I have been on a MAJOR cleaning spree and have kicked so much ass in my house it hasn't been funny. I took down the tree and in doing so wanted to clean a bunch of shit, so I drug out all the old bins of my stuff from the closet to sort out all that crap that was in there from my old house. Wellllllll, I got 6 bins down to two, and got rid of so much crap I didn't want anymore. I came across so many cool things, a lot of things I forgotten about. Things that my grandfather gave me, my high school class ring, a cool zippo lighter, my Phillies replica Championship ring, all kinds of old photos and negatives, all kinds of shit. It felt GREAT to get rid of all that crap and now stuff can actually fit in the closet, like Julia's bike. I took 9 - NINE! - tubs/bags of garbage to the dumpster last night. Really, it didn't make much of a difference in places you can see, but the closet is so much cleaner and accessible, stuff is much much more organized, and it just fels good to have cleaned so much and gotten rid of a bunch of crap I don't want anymore. The living room is the last thing to clean as I already scrubbed my bathroom with Clorox so that is done, my bedroom and Julia's bedroom are finished, and so is the kitchen. Almost done!

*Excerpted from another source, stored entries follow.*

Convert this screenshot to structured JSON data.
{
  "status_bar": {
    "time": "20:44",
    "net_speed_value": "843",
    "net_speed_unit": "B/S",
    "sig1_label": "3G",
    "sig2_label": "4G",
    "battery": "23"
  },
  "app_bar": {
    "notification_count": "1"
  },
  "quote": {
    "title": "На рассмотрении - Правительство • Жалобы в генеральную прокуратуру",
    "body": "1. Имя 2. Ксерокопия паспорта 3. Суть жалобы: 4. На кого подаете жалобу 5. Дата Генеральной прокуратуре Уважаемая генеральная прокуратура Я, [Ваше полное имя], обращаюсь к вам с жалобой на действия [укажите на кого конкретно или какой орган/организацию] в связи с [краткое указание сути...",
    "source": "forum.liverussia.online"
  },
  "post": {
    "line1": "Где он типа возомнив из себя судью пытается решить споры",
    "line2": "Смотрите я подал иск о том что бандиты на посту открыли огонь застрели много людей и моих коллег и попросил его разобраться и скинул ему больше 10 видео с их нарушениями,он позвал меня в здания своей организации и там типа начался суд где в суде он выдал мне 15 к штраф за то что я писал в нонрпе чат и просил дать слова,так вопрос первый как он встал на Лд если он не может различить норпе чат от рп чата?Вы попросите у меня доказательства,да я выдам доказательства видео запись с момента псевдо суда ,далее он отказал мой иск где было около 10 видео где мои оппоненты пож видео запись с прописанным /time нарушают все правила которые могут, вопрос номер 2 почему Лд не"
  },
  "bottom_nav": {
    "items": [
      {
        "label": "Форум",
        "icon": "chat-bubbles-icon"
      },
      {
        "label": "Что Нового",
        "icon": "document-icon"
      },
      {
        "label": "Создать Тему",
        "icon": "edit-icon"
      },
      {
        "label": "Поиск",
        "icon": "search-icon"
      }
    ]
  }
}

Sara and I are doing just fine. She is visiting in January and everything is cool, but however, this really isn't even a real relationship. This long-distance stuff is for the birds, it really is. I don't like it one bit. She's a great girl and all, extremely filthy which is awesome, adores me and respects me which is even better, but who knows. I'm not trying to think about it too much.
Oh -- great news -- my mom called and my brother Stevie was granted his disability. That is bigtime news for my family and I am so happy for him. Also, my dad's parents actually gave him their truck (I know, I couldn't believe it either), and they also got their mortgage reduced with a lower rate. They are off to a good 2008 and I told them that this is going to be a great year for them. And me.

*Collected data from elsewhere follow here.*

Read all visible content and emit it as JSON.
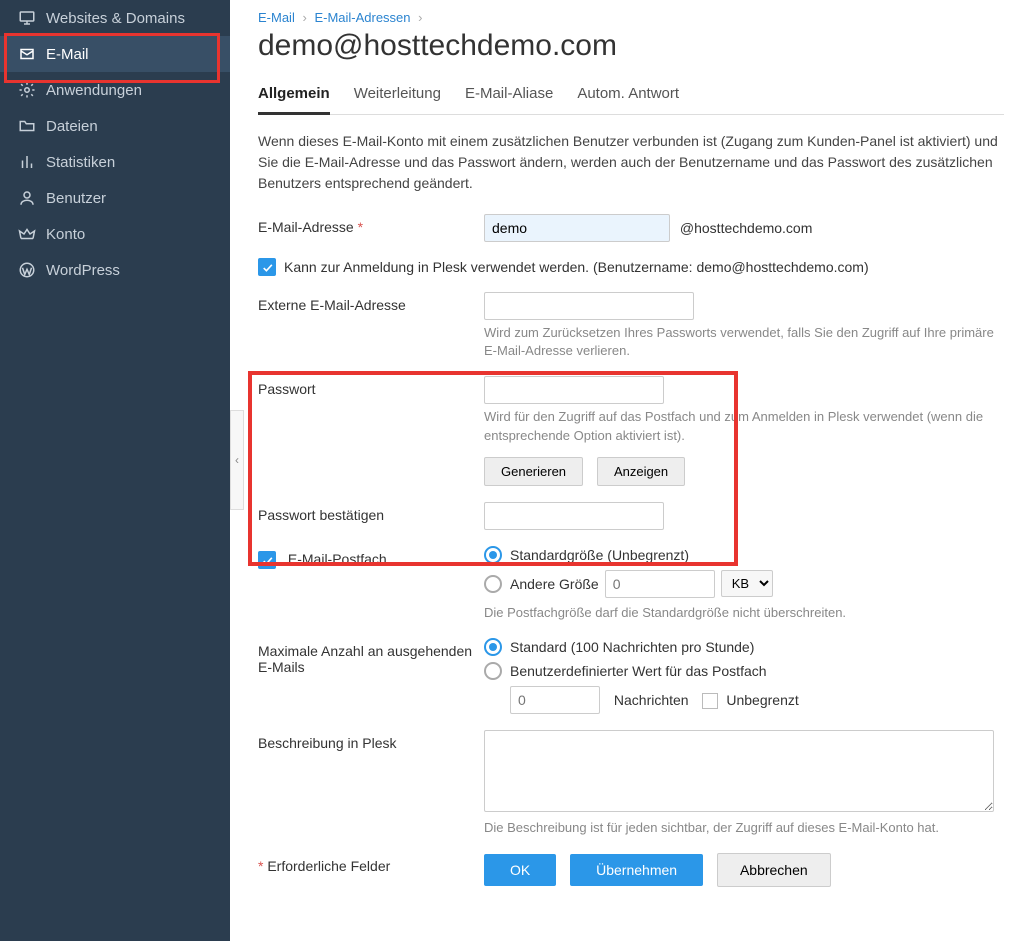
{
  "sidebar": {
    "items": [
      {
        "label": "Websites & Domains",
        "icon": "monitor"
      },
      {
        "label": "E-Mail",
        "icon": "mail",
        "active": true
      },
      {
        "label": "Anwendungen",
        "icon": "gear"
      },
      {
        "label": "Dateien",
        "icon": "folder"
      },
      {
        "label": "Statistiken",
        "icon": "stats"
      },
      {
        "label": "Benutzer",
        "icon": "user"
      },
      {
        "label": "Konto",
        "icon": "crown"
      },
      {
        "label": "WordPress",
        "icon": "wordpress"
      }
    ]
  },
  "breadcrumb": {
    "a": "E-Mail",
    "b": "E-Mail-Adressen"
  },
  "page_title": "demo@hosttechdemo.com",
  "tabs": [
    {
      "label": "Allgemein",
      "active": true
    },
    {
      "label": "Weiterleitung"
    },
    {
      "label": "E-Mail-Aliase"
    },
    {
      "label": "Autom. Antwort"
    }
  ],
  "intro": "Wenn dieses E-Mail-Konto mit einem zusätzlichen Benutzer verbunden ist (Zugang zum Kunden-Panel ist aktiviert) und Sie die E-Mail-Adresse und das Passwort ändern, werden auch der Benutzername und das Passwort des zusätzlichen Benutzers entsprechend geändert.",
  "fields": {
    "email_label": "E-Mail-Adresse",
    "email_value": "demo",
    "email_domain": "@hosttechdemo.com",
    "login_checkbox": "Kann zur Anmeldung in Plesk verwendet werden.  (Benutzername: demo@hosttechdemo.com)",
    "external_label": "Externe E-Mail-Adresse",
    "external_help": "Wird zum Zurücksetzen Ihres Passworts verwendet, falls Sie den Zugriff auf Ihre primäre E-Mail-Adresse verlieren.",
    "password_label": "Passwort",
    "password_help": "Wird für den Zugriff auf das Postfach und zum Anmelden in Plesk verwendet (wenn die entsprechende Option aktiviert ist).",
    "generate_btn": "Generieren",
    "show_btn": "Anzeigen",
    "password_confirm_label": "Passwort bestätigen",
    "mailbox_label": "E-Mail-Postfach",
    "size_default": "Standardgröße (Unbegrenzt)",
    "size_other": "Andere Größe",
    "size_placeholder": "0",
    "size_unit": "KB",
    "size_help": "Die Postfachgröße darf die Standardgröße nicht überschreiten.",
    "outgoing_label": "Maximale Anzahl an ausgehenden E-Mails",
    "outgoing_default": "Standard (100 Nachrichten pro Stunde)",
    "outgoing_custom": "Benutzerdefinierter Wert für das Postfach",
    "outgoing_placeholder": "0",
    "outgoing_unit": "Nachrichten",
    "outgoing_unlimited": "Unbegrenzt",
    "description_label": "Beschreibung in Plesk",
    "description_help": "Die Beschreibung ist für jeden sichtbar, der Zugriff auf dieses E-Mail-Konto hat.",
    "required_note": "Erforderliche Felder"
  },
  "buttons": {
    "ok": "OK",
    "apply": "Übernehmen",
    "cancel": "Abbrechen"
  }
}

Yes, I am trying to think very positive that 2008 will be a great year for me. You have to think positive to allow positive things to happen to you. I look forward to a great year with my daughter, I look forward to a few special trips, and just look forward to another year of growth. I think I am doing pretty goddamn good if I do say so myself.
May you all have a blessed 2008 and may all your dreams come true in this upcoming year.
Remember: Relationships are like glass. Sometimes it's better to leave them broken then hurt yourself by trying to put it back together.